Íris foi a São Paulo para falar da liberação, ao governo
paulista, de R$ 23,3 milhões para a construção de nove presídios, sete de segurança máxima, com capacidade total para 8.016 presidiários. Mostrou-se preocupado com a superlotação das penitenciárias e casas de detenção. Quem sabe o mutirão alivie parte desta triste situação.
Um edital para a construção de 52 presídios em todo o País, com dinheiro do governo federal, deverá ser publicado em novembro. Estamos destinando R$ 300 milhões para dotar o País de presídios capazes de recuperar o homem e não o colocar cada vez mais no crime, como acontece hoje, salientou Íris.
Antes de se reunir com o conselho, na diretoria da penitenciária, o ministro da Justiça recebeu uma comissão de presos. Um detento, condenado por tráfico, quis saber de Íris e do presidente do Tribunal de Justiça, que estava presente, qual o critério adotado pelos juízes para condenar. Segundo ele, um colega foi preso com 500 quilos de cocaína e recebeu condenação de 5 anos. Outro foi apanhado com 5 quilos e a sentença foi de 8 anos. Que Justiça é essa?, perguntou.

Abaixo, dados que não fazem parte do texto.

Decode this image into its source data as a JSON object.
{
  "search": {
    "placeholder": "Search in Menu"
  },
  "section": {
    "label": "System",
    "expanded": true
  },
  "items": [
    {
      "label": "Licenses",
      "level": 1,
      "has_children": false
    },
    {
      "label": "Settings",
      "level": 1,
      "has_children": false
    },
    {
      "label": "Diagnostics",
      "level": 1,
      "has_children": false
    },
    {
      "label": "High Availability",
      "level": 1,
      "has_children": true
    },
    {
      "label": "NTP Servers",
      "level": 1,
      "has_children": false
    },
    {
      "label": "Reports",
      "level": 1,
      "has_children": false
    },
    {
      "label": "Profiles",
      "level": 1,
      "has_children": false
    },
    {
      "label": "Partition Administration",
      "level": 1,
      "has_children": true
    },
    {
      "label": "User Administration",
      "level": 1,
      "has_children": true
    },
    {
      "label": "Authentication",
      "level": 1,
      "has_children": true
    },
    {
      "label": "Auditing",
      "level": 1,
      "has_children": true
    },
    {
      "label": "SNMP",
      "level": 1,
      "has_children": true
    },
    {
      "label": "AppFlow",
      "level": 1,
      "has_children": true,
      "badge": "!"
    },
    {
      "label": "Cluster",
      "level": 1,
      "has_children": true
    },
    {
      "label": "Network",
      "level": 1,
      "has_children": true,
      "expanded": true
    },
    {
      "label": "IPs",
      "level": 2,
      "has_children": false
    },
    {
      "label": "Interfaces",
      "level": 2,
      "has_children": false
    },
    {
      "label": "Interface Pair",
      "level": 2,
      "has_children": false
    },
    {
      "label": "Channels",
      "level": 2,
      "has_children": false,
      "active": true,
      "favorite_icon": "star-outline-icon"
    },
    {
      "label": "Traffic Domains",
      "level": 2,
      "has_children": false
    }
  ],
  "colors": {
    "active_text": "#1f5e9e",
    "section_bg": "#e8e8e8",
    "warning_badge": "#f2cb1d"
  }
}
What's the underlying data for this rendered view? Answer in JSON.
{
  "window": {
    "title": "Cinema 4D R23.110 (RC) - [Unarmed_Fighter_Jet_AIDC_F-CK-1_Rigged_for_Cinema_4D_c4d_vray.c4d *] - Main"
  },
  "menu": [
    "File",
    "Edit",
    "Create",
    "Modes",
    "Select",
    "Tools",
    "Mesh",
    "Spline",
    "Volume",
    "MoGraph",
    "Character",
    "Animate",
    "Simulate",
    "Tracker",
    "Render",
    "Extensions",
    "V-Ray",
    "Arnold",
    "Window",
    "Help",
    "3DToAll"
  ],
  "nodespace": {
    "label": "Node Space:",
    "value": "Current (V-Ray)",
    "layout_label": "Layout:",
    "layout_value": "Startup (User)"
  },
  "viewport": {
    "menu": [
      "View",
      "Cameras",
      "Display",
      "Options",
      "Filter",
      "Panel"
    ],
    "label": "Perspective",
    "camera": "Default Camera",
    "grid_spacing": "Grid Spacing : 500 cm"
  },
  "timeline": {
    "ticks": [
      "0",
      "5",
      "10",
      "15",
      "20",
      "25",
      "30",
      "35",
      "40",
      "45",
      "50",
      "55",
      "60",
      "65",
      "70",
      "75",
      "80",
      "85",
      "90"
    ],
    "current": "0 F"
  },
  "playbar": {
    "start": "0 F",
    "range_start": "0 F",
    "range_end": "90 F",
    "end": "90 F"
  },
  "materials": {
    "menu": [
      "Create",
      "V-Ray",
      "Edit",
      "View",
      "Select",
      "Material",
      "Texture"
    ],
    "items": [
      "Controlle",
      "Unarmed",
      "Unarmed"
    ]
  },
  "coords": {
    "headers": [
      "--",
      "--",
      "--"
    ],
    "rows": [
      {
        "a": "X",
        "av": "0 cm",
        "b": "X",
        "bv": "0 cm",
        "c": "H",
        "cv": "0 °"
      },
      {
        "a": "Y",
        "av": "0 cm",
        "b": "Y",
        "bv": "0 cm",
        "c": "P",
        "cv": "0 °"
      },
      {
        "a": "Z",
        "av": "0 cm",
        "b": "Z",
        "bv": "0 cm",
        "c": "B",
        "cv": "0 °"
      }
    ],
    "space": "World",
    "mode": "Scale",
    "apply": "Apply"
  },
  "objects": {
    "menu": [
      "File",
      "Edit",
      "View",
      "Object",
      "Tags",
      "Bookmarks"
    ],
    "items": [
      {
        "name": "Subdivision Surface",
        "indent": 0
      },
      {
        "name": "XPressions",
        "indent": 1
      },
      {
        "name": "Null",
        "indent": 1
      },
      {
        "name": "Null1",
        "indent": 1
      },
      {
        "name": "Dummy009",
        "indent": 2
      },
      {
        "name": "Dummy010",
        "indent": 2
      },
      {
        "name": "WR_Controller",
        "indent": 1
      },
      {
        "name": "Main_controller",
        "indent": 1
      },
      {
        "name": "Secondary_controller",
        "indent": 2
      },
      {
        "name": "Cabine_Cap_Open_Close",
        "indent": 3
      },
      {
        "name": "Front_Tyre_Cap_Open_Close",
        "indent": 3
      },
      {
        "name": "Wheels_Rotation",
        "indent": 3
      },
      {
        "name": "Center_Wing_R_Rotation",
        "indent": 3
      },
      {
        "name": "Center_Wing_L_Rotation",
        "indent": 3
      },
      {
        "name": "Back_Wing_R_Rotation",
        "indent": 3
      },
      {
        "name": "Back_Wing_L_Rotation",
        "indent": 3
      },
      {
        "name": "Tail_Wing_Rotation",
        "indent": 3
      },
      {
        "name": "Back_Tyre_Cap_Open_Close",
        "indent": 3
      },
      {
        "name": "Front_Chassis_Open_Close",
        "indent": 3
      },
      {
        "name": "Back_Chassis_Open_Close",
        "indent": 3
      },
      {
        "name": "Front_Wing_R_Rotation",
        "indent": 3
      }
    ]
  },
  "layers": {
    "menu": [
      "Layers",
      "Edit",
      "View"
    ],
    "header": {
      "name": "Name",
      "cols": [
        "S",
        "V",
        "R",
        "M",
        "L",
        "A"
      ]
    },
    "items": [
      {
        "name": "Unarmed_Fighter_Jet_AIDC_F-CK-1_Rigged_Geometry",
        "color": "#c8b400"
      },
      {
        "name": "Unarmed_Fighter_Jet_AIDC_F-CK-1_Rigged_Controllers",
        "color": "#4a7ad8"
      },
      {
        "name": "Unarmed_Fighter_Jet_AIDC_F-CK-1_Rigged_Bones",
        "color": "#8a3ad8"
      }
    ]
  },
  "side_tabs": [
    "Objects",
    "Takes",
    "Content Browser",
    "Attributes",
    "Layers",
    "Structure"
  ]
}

O ministro explicou que cada juiz tem a sua interpretação e concordou com a desigualdade das penas aplicadas. Os presos reclamaram ainda da lotação das celas, da falta de atendimento judiciário e da ausência dos juizes nos presídios. A gente só vê o juiz nas audiências e nos dias de rebelião.
Um outro fator esperado pelo ministro da Justiça para resolver a superlotação dos presídios será a aprovação, pelo Senado, do projeto de penas alternativas. Ontem, a pena alternativa alcança somente os condenados a 1 ano de reclusão. Pelo novo projeto, quem estiver condenado a até 4 anos será beneficiado e também estarão incluídos os novos detentos. Com a nova lei, Íris acredita que serão beneficiados mais de 20% dos detentos em todo o País. Ele quer que sejam atingidos pelo benefício os presos autores de crimes considerados leves: furto, estelionato, agressão e acidente de trânsito.
O último censo nacional penitenciário revelou a existência nas prisões do Brasil de 148.760 detentos. Os condenados são 106.215. Nas penitenciárias e casas de detenção estão 61,4% dos presidiários. Os outros 38,6% encontram-se nos distritos e cadeias do País.
O secretário da Administração Penitenciária, João Benedito de Azevedo Marques, informou que já estão sendo construídas em São Paulo 11 penitenciárias com recursos do governo do Estado.